“Siamo tutte ragazze madri” di Saveria Chemotti
Recensioni
Se non sapessi che Saveria Chemotti ha press’a poco la mia età, penserei che l’autrice del libro Siamo tutte ragazze madri (L’ Iguana, Aprile 2018 ) sia una ragazzina, talmente fresco, semplice e audace il suo linguaggio, come quando racconta la rabbia con cui Rosa, la protagonista, cecchina con la fionda immagini di bimbi appese nella stanza in cui vive, presso il centro “La Casa della Madre e del Fanciullo”, dove le ragazze-madri trascorrono la loro gravidanza indesiderata.
“ Sdeng! Colpito e affondato. Filippo, via- Sdeng! Giulietta, ilomena….via tutti, Sdeng!”
Frasi che farebbero impallidire il parroco Don Remo, confessore di Rosa, che l’aveva prima aiutata a continuare gli studi e poi si era adoperato per impedirle di disfarsi della creatura che portava in grembo, assolvendo alla funzione di “buon pastore” che tanti preti avevano, e forse anche oggi in parte conservano, nelle piccole comunità montane del Trentino, e non solo.
Vecchie storie del tempo che fu, potrebbe dire chi non ricorda le battaglie anti-abortiste dei “Movimenti per la Vita”, portate avanti recentemente sia in mezza Europa che negli Stati Uniti.
La distanza temporale la percepiamo solo quando Saveria racconta dell’ambizione di Rosa a diventare maestra , in un tempo in cui la cultura significava sia arricchimento personale che ascensore sociale, quando i ragazzi, anche i dj, corteggiavano le ragazze per mesi, prima di strappare il primo bacio.
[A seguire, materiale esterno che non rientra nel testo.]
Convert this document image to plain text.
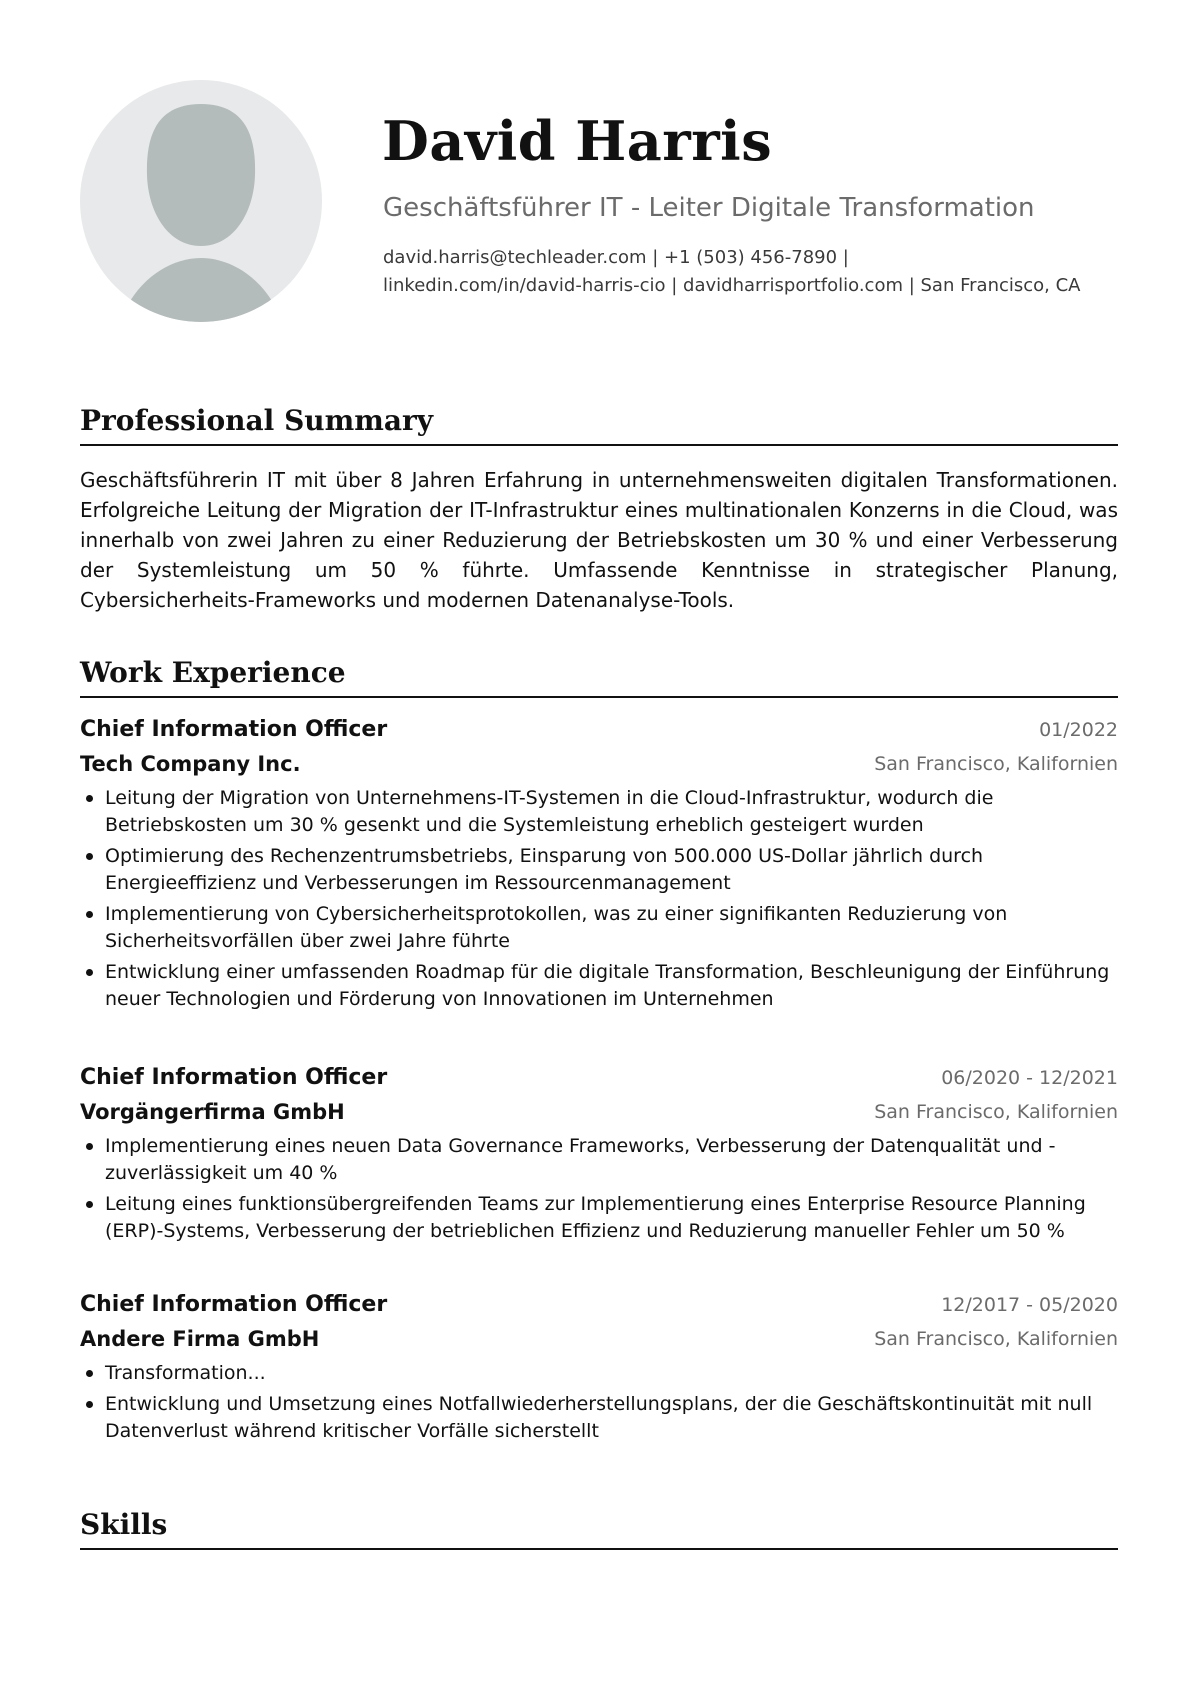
David Harris
Geschäftsführer IT - Leiter Digitale Transformation
david.harris@techleader.com | +1 (503) 456-7890 |
linkedin.com/in/david-harris-cio | davidharrisportfolio.com | San Francisco, CA
Professional Summary
Geschäftsführerin IT mit über 8 Jahren Erfahrung in unternehmensweiten digitalen Transformationen. Erfolgreiche Leitung der Migration der IT-Infrastruktur eines multinationalen Konzerns in die Cloud, was innerhalb von zwei Jahren zu einer Reduzierung der Betriebskosten um 30 % und einer Verbesserung der Systemleistung um 50 % führte. Umfassende Kenntnisse in strategischer Planung, Cybersicherheits-Frameworks und modernen Datenanalyse-Tools.
Work Experience
Chief Information Officer	01/2022
Tech Company Inc.	San Francisco, Kalifornien
Leitung der Migration von Unternehmens-IT-Systemen in die Cloud-Infrastruktur, wodurch die Betriebskosten um 30 % gesenkt und die Systemleistung erheblich gesteigert wurden
Optimierung des Rechenzentrumsbetriebs, Einsparung von 500.000 US-Dollar jährlich durch Energieeffizienz und Verbesserungen im Ressourcenmanagement
Implementierung von Cybersicherheitsprotokollen, was zu einer signifikanten Reduzierung von Sicherheitsvorfällen über zwei Jahre führte
Entwicklung einer umfassenden Roadmap für die digitale Transformation, Beschleunigung der Einführung neuer Technologien und Förderung von Innovationen im Unternehmen
Chief Information Officer	06/2020 - 12/2021
Vorgängerfirma GmbH	San Francisco, Kalifornien
Implementierung eines neuen Data Governance Frameworks, Verbesserung der Datenqualität und -zuverlässigkeit um 40 %
Leitung eines funktionsübergreifenden Teams zur Implementierung eines Enterprise Resource Planning (ERP)-Systems, Verbesserung der betrieblichen Effizienz und Reduzierung manueller Fehler um 50 %
Chief Information Officer	12/2017 - 05/2020
Andere Firma GmbH	San Francisco, Kalifornien
Transformation...
Entwicklung und Umsetzung eines Notfallwiederherstellungsplans, der die Geschäftskontinuität mit null Datenverlust während kritischer Vorfälle sicherstellt
Skills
Pure gli inconfessabili desideri sessuali, i rossori improvvisi, i primi innamoramenti, descritti dall’autrice con un’appassionata vividezza quasi sudamericana, sono senza tempo né paese; appartengono al mondo segreto delle donne.
Rita Annaloro
Il libro che conclude la trilogia di Saveria Chemotti non è immune dall’autobiografia, come i due precedenti. I luoghi, sono quelli del cuore. Il tema, quello della maternità. In questo caso si tratta di una maternità non voluta a cui Rosa, la protagonista della storia, arriva impreparata.
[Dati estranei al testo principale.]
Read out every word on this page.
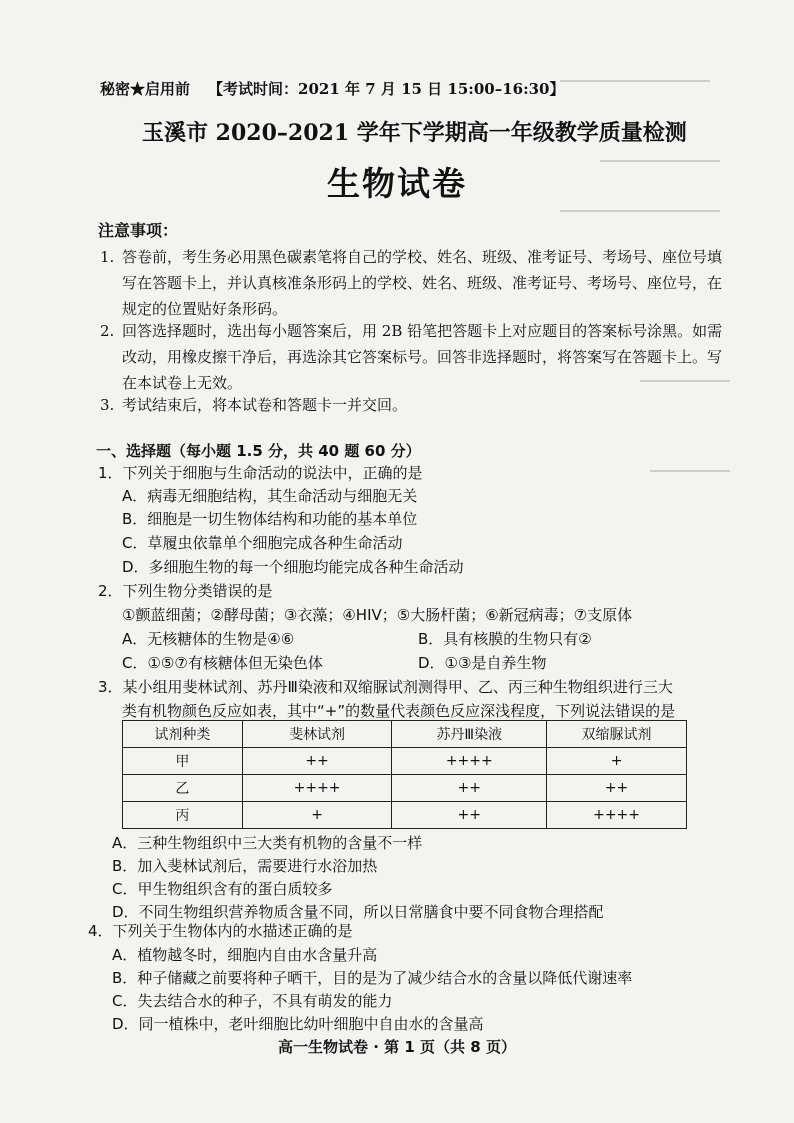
秘密★启用前 【考试时间：2021 年 7 月 15 日 15:00–16:30】
玉溪市 2020–2021 学年下学期高一年级教学质量检测
生物试卷
注意事项：
1. 答卷前，考生务必用黑色碳素笔将自己的学校、姓名、班级、准考证号、考场号、座位号填写在答题卡上，并认真核准条形码上的学校、姓名、班级、准考证号、考场号、座位号，在规定的位置贴好条形码。
2. 回答选择题时，选出每小题答案后，用 2B 铅笔把答题卡上对应题目的答案标号涂黑。如需改动，用橡皮擦干净后，再选涂其它答案标号。回答非选择题时，将答案写在答题卡上。写在本试卷上无效。
3. 考试结束后，将本试卷和答题卡一并交回。
一、选择题（每小题 1.5 分，共 40 题 60 分）
1．下列关于细胞与生命活动的说法中，正确的是
A．病毒无细胞结构，其生命活动与细胞无关
B．细胞是一切生物体结构和功能的基本单位
C．草履虫依靠单个细胞完成各种生命活动
D．多细胞生物的每一个细胞均能完成各种生命活动
2．下列生物分类错误的是
①颤蓝细菌；②酵母菌；③衣藻；④HIV；⑤大肠杆菌；⑥新冠病毒；⑦支原体
A．无核糖体的生物是④⑥	B．具有核膜的生物只有②
C．①⑤⑦有核糖体但无染色体	D．①③是自养生物
3．某小组用斐林试剂、苏丹Ⅲ染液和双缩脲试剂测得甲、乙、丙三种生物组织进行三大
类有机物颜色反应如表，其中“+”的数量代表颜色反应深浅程度，下列说法错误的是
试剂种类	斐林试剂	苏丹Ⅲ染液	双缩脲试剂
甲	++	++++	+
乙	++++	++	++
丙	+	++	++++
A．三种生物组织中三大类有机物的含量不一样
B．加入斐林试剂后，需要进行水浴加热
C．甲生物组织含有的蛋白质较多
D．不同生物组织营养物质含量不同，所以日常膳食中要不同食物合理搭配
4．下列关于生物体内的水描述正确的是
A．植物越冬时，细胞内自由水含量升高
B．种子储藏之前要将种子晒干，目的是为了减少结合水的含量以降低代谢速率
C．失去结合水的种子，不具有萌发的能力
D．同一植株中，老叶细胞比幼叶细胞中自由水的含量高
高一生物试卷 · 第 1 页（共 8 页）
I temi toccati sono tanti: l’ambiguità della religione (non commettere atti impuri, si chiede Rosa bambina, cosa vorrà dire?); il mondo contadino; la vita nei piccoli centri dove tutti conoscono la tua storia e ti giudicano; l’ignoranza sul proprio corpo, del quale non si deve sapere né chiedere nulla. Temi che, chi più chi meno, ha avuto modo di toccare con mano se cresciuto in quegli ambienti. La storia si svolge negli anni ’70, ma credo la si debba leggere senza pensare al periodo storico. In fin dei conti, diventare madre è forse la cosa più grande che possa capitare, alla quale si arriva, nella maggior parte dei casi, totalmente impreparate. Non a caso “siamo tutte ragazze madri”.
Mariarosa Raffaelli
Il romanzo breve o racconto lungo: “Siamo tutte ragazze madri” di Saveria Chemotti, narra di Rosa ragazza ribelle, sognatrice e orfana di madre; affidata a una coppia sterile, Teresina e Giovanni con il compito di educarla. A 16 anni rimane incinta, vive in un paesino del Trentino ;siamo alla fine degli anni settanta; vuole abortire, ma poi partorirà e non darà la figlia in adozione .Grazie all’aiuto di nonna Ida, catapultatisi dall’Argentina per aiutare la nipote .La storia è raccontata da due narratori: quello principale narra la vicenda di Rosa e il contesto storico; il secondo è esterno sotto forma di diario ,tenuto dal personaggio che spiega attraverso il monologo interiore il suo essere al mondo ( sentimenti, affetti, arrabbiature) in rapporto con se stessa e gli altri. I personaggi interagiscono con la situazione storica del tempo: la direttrice interpreta il cattolicesimo benpensante che non capisce Rosa e che colpevolizza sempre le donne. La prof. Soprani e la nostra autrice che scrive con toni lievi (l’atto d’amore, il parto) a volte aspri e perentori (i discorsi della direttrice e di don Remo infarciti di pia bontà) e le sue certezze quando indica la musica, gli scrittori e poeti che Rosa ascolta e deve studiare. Ci sono molte situazioni riferite al presente una su tutte la condizione dello studio oggi tanto disprezzato nel Paese e quella dei desaparecidos argentini. Il linguaggio è fortemente connotato dall’uso delle figure retoriche della metafora, ironia e dall’uso del dialetto. Il pianto della figlia Lucia, appena nata risveglia il senso materno e di donna di Rosa; essere ragazze madri significa non solo dare la vita ma è la consapevolezza di trasmettere un patrimonio di valori che può cambiare il mondo. E’ la stanza buia si accese di luce (citazione pagina 83).
Silvia Destro
Siamo tutte ragazze madri attraversa tre generazioni di donne che hanno rubato la marmellata e hanno pagato un prezzo troppo alto per averlo fatto. Tre donne che sono state esse stesse marmellata, ovvero desiderio, ma nessun uomo ha mai pagato per averle rubate.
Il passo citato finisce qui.